After the operation, the knee joint is moved passively on a regular basis using a motorized splint. The leg should then be relieved for about six to twelve weeks.

Tibial plateau fracture: course of the disease and prognosis

The healing process for a tibial plateau fracture varies. It is monitored by the doctor with regular X-ray checks. With conservative treatment, it takes an average of eight to ten weeks for the fracture to heal. If the tibial plateau fracture is slightly displaced, the long-term prognosis is usually very good. If a tibial plateau fracture is operated on, the prognosis also depends on the patient’s age and existing pre-existing conditions such as joint wear (osteoarthritis) and bone loss (osteoporosis).

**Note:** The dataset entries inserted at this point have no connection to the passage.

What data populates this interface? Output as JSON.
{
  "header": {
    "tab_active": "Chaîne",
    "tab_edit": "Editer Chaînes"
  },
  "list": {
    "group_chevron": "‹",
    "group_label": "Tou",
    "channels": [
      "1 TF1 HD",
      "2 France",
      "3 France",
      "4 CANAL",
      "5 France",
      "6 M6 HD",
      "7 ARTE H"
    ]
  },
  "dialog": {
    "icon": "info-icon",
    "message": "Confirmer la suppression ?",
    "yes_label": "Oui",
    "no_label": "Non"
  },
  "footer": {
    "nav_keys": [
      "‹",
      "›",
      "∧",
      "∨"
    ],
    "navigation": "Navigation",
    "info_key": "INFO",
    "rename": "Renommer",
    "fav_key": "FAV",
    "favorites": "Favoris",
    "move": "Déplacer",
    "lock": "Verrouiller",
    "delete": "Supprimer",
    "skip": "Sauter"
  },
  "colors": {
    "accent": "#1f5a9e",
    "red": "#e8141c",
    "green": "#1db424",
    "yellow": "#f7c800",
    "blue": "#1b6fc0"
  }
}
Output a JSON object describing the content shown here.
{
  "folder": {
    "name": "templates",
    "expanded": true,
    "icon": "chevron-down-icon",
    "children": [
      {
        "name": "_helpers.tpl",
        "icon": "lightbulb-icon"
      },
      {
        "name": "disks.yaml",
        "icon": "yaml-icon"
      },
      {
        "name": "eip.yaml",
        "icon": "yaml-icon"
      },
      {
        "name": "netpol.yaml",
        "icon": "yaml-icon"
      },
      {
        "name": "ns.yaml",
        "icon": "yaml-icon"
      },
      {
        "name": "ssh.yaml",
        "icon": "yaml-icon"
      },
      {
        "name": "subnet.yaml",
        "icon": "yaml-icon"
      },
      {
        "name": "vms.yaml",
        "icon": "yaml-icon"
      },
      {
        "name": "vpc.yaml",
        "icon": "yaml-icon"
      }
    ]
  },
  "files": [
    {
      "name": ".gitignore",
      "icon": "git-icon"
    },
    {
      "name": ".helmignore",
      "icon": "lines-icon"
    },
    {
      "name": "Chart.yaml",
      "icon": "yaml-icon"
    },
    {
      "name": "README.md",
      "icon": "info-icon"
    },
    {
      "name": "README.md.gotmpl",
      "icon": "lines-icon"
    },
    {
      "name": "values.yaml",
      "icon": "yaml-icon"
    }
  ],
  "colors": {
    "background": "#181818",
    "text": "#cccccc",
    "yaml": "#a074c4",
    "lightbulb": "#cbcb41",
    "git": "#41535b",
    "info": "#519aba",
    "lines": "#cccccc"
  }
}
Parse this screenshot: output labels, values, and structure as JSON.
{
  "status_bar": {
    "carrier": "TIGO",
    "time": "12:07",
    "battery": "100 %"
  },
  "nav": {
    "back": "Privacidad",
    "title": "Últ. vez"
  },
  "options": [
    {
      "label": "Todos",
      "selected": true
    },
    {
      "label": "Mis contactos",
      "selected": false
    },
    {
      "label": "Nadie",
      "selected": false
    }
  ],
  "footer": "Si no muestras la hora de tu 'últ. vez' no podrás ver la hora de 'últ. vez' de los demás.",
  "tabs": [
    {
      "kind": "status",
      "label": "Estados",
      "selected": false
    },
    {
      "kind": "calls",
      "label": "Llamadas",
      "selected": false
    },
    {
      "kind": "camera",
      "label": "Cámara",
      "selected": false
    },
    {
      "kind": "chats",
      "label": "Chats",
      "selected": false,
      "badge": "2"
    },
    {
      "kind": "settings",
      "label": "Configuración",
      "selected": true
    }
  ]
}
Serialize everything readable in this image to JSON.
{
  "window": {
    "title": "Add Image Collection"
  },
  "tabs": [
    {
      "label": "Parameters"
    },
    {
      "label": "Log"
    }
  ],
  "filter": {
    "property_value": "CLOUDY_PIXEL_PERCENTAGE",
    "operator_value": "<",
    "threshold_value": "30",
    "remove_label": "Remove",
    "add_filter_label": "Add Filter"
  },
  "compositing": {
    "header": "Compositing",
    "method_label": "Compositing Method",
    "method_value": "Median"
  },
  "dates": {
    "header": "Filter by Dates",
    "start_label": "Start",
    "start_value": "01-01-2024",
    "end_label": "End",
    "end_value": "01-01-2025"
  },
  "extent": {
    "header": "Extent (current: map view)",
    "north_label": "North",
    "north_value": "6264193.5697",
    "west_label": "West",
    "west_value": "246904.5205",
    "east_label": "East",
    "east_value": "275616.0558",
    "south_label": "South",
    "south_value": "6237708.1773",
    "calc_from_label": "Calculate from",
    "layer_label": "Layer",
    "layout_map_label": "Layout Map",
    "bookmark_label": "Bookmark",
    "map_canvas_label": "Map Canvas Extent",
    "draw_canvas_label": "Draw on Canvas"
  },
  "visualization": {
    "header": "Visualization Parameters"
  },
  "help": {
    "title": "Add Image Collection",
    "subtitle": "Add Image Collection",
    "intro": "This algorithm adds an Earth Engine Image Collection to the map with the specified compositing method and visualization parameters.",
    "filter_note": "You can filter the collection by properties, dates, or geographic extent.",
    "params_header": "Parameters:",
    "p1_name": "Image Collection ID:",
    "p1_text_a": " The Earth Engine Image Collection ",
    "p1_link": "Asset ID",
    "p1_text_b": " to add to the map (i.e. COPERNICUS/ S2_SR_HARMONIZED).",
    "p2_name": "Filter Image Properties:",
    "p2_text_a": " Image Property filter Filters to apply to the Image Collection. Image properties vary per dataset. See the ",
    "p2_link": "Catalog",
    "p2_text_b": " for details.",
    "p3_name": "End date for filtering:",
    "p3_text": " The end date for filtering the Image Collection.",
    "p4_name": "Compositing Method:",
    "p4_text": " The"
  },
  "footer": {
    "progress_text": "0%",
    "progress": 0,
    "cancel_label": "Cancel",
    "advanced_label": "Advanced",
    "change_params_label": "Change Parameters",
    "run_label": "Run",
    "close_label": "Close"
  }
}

Tibial plateau fracture: complications

If the ligaments are involved in the tibial plateau fracture or if it is a comminuted fracture, there is always a risk that the artery of the popliteal artery (A. poplitea) has also been injured. The nerves, on the other hand, are rarely involved.

Other possible complications are wound healing disorders. These often occur if the operation is performed too early, as the tibia is only surrounded by a thin soft tissue sheath. Furthermore, an infection can occur: Then the knee joint must be cleared out and thoroughly rinsed. An infection can also be the cause if the tibial plateau fracture does not heal (pseudoarthrosis).